Gordon’s team wanted to see if the makeup of various bacterial species changes over time, so they sampled the stool of 37 healthy Americans, including 33 who gave samples multiple times over more than five years, and four tested while on a liquid diet over eight months.
They developed a new type of genetic testing to monitor the different species of bacteria. As other tests have found, each person has a unique population of bacteria, although closely related people often share some of the same species.

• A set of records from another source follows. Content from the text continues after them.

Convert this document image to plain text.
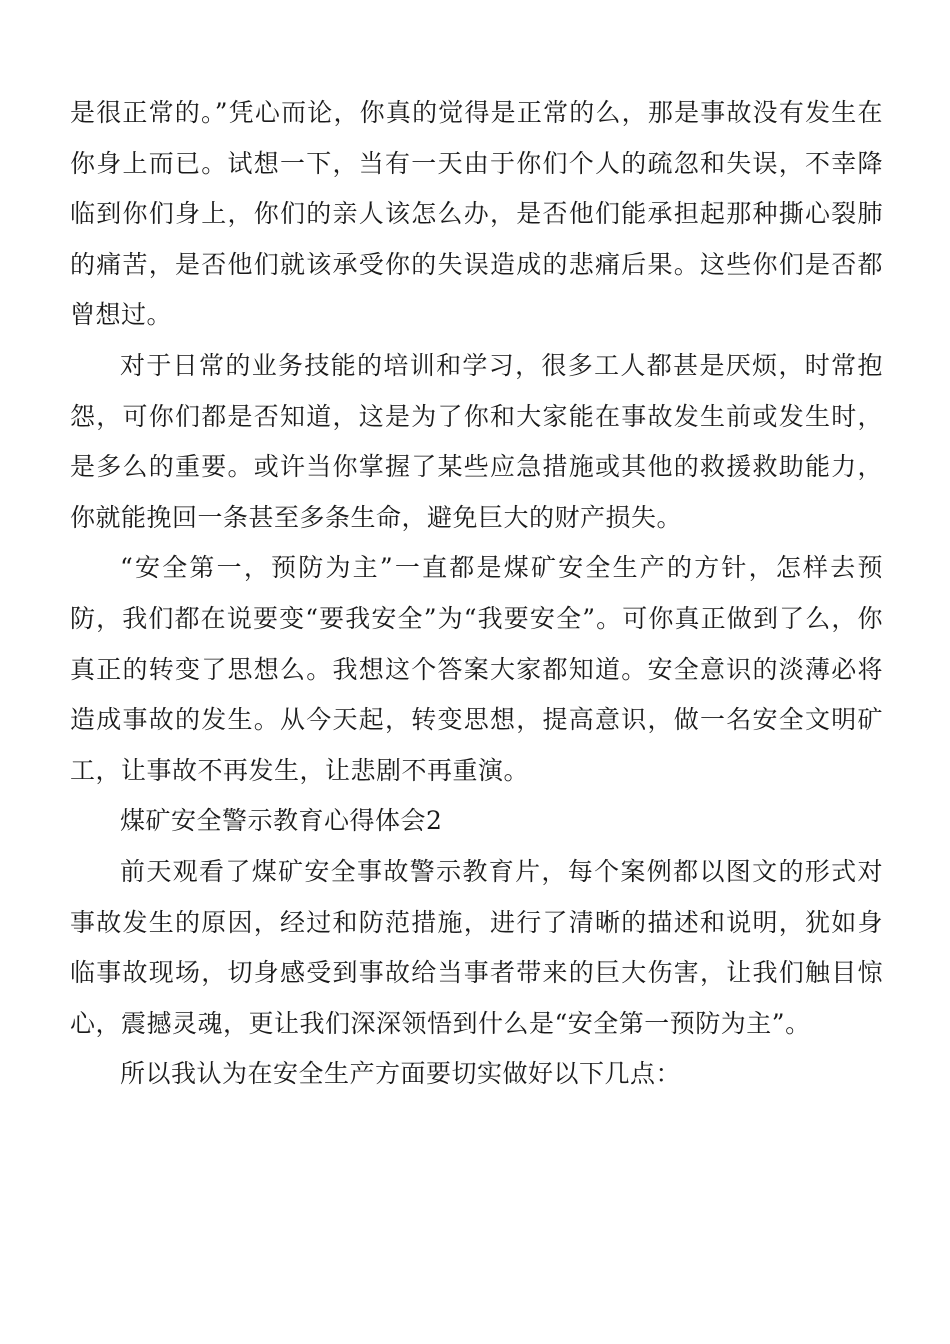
是很正常的。”凭心而论，你真的觉得是正常的么，那是事故没有发生在你身上而已。试想一下，当有一天由于你们个人的疏忽和失误，不幸降临到你们身上，你们的亲人该怎么办，是否他们能承担起那种撕心裂肺的痛苦，是否他们就该承受你的失误造成的悲痛后果。这些你们是否都曾想过。

对于日常的业务技能的培训和学习，很多工人都甚是厌烦，时常抱怨，可你们都是否知道，这是为了你和大家能在事故发生前或发生时，是多么的重要。或许当你掌握了某些应急措施或其他的救援救助能力，你就能挽回一条甚至多条生命，避免巨大的财产损失。

“安全第一，预防为主”一直都是煤矿安全生产的方针，怎样去预防，我们都在说要变“要我安全”为“我要安全”。可你真正做到了么，你真正的转变了思想么。我想这个答案大家都知道。安全意识的淡薄必将造成事故的发生。从今天起，转变思想，提高意识，做一名安全文明矿工，让事故不再发生，让悲剧不再重演。

煤矿安全警示教育心得体会2

前天观看了煤矿安全事故警示教育片，每个案例都以图文的形式对事故发生的原因，经过和防范措施，进行了清晰的描述和说明，犹如身临事故现场，切身感受到事故给当事者带来的巨大伤害，让我们触目惊心，震撼灵魂，更让我们深深领悟到什么是“安全第一预防为主”。

所以我认为在安全生产方面要切实做好以下几点：
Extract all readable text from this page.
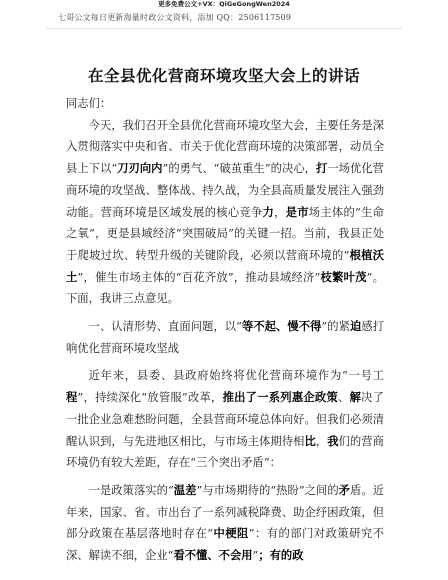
更多免费公文+VX：QiGeGongWen2024
七哥公文每日更新海量时政公文资料，添加 QQ：2506117509
在全县优化营商环境攻坚大会上的讲话

同志们：

今天，我们召开全县优化营商环境攻坚大会，主要任务是深入贯彻落实中央和省、市关于优化营商环境的决策部署，动员全县上下以“刀刃向内”的勇气、“破茧重生”的决心，打一场优化营商环境的攻坚战、整体战、持久战，为全县高质量发展注入强劲动能。营商环境是区域发展的核心竞争力，是市场主体的“生命之氧”，更是县域经济“突围破局”的关键一招。当前，我县正处于爬坡过坎、转型升级的关键阶段，必须以营商环境的“根植沃土”，催生市场主体的“百花齐放”，推动县域经济“枝繁叶茂”。下面，我讲三点意见。

一、认清形势、直面问题，以“等不起、慢不得”的紧迫感打响优化营商环境攻坚战

近年来，县委、县政府始终将优化营商环境作为“一号工程”，持续深化“放管服”改革，推出了一系列惠企政策、解决了一批企业急难愁盼问题，全县营商环境总体向好。但我们必须清醒认识到，与先进地区相比，与市场主体期待相比，我们的营商环境仍有较大差距，存在“三个突出矛盾”：

一是政策落实的“温差”与市场期待的“热盼”之间的矛盾。近年来，国家、省、市出台了一系列减税降费、助企纾困政策，但部分政策在基层落地时存在“中梗阻”：有的部门对政策研究不深、解读不细，企业“看不懂、不会用”；有的政
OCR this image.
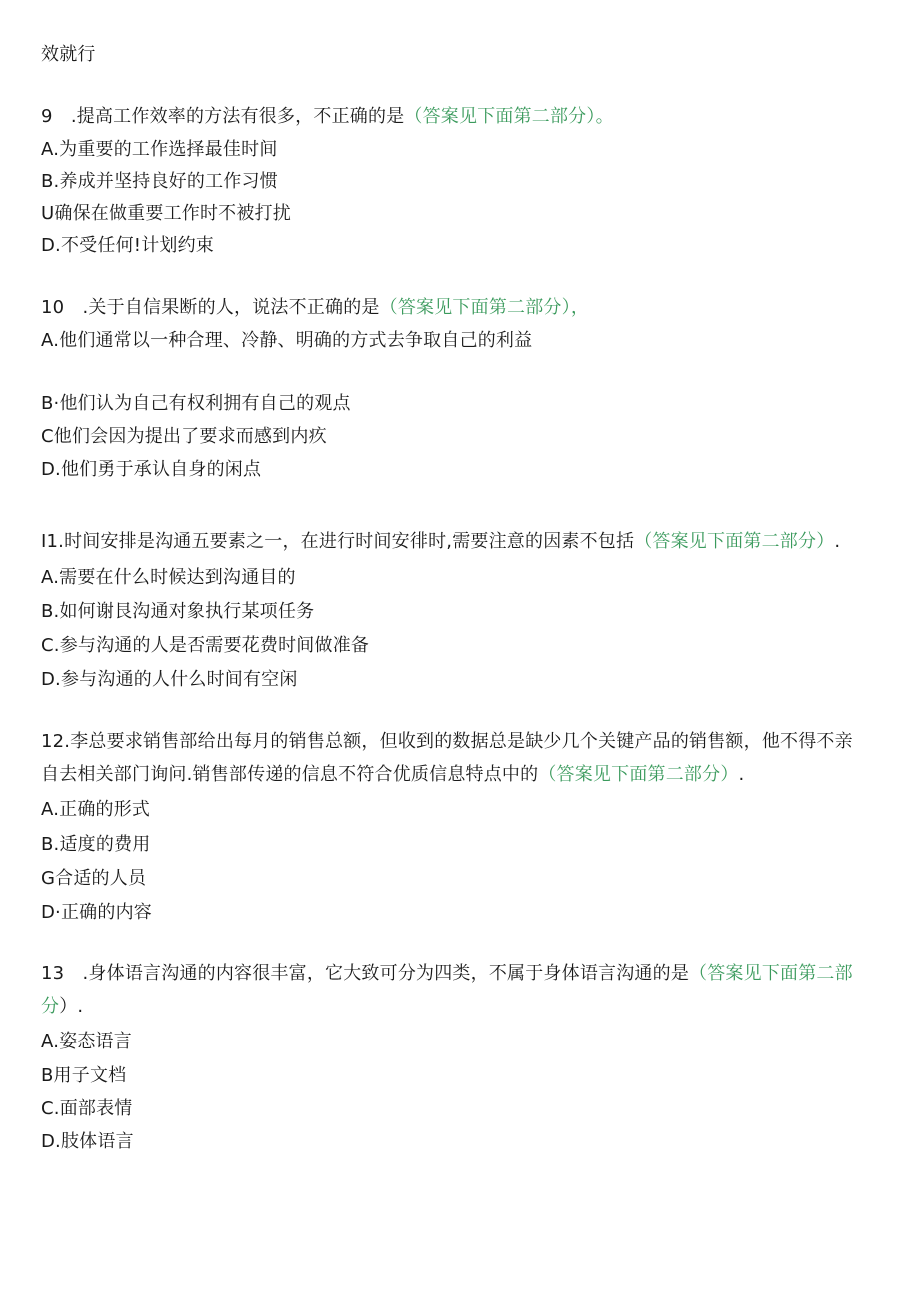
效就行
9　.提高工作效率的方法有很多，不正确的是（答案见下面第二部分）。
A.为重要的工作选择最佳时间
B.养成并坚持良好的工作习惯
U确保在做重要工作时不被打扰
D.不受任何!计划约束
10　.关于自信果断的人，说法不正确的是（答案见下面第二部分），
A.他们通常以一种合理、冷静、明确的方式去争取自己的利益
B·他们认为自己有权利拥有自己的观点
C他们会因为提出了要求而感到内疚
D.他们勇于承认自身的闲点
I1.时间安排是沟通五要素之一，在进行时间安徘时,需要注意的因素不包括（答案见下面第二部分）.
A.需要在什么时候达到沟通目的
B.如何谢艮沟通对象执行某项任务
C.参与沟通的人是否需要花费时间做准备
D.参与沟通的人什么时间有空闲
12.李总要求销售部给出每月的销售总额，但收到的数据总是缺少几个关键产品的销售额，他不得不亲
自去相关部门询问.销售部传递的信息不符合优质信息特点中的（答案见下面第二部分）.
A.正确的形式
B.适度的费用
G合适的人员
D·正确的内容
13　.身体语言沟通的内容很丰富，它大致可分为四类，不属于身体语言沟通的是（答案见下面第二部
分）.
A.姿态语言
B用子文档
C.面部表情
D.肢体语言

There were a few changes, they found. “Nonetheless, the set of microbial strains was remarkably stable overall, with more than 70 percent of the same strains remaining after one year and few additional changes occurring over the following four years,” they wrote.
You might not think this, they noted.
“The objects we touch and consume during the course of our lives are covered with diverse microbial life,” they wrote. “Despite this (the genetic sequencing) revealed that on average 60 percent of the approximately 200 microbial strains harbored in each adult’s intestine were retained in their host over the course of a five-year sampling period.”
This finding “suggests that the majority of strains in the microbiota represent a stable core that persists in an individual’s intestine for his or her entire adult life, and could represent strains acquired during childhood from parents or siblings.”
So can diet, or perhaps a bad bout of diarrhea, change this balance? Four of the volunteers, who were obese, volunteered to go on a series of diets while having their bacteria sampled. In these four, the types of species changed a lot as they lost weight on a liquid diet and then went on a different diet to stabilize their weight.
There were certain groups, or genuses, of bacteria that thrived or whose populations plummeted on the weight loss diet, the researchers said. And the changes seemed more linked with the actual weight loss itself than the ingredients in the diet milkshake.
This needs more study – researchers aren’t sure yet which bacteria might help keep people at a healthy weight, or even if it’s possible to change people’s gut bacteria and help them lose weight.
Right now the findings point to a kind of founder effect for gut bacteria, Gordon’s team said. “Earlier colonizers, such as those acquired from our parents and siblings, have the potential to provide their metabolic products and exert their immunologic effects for our entire lives,” they wrote.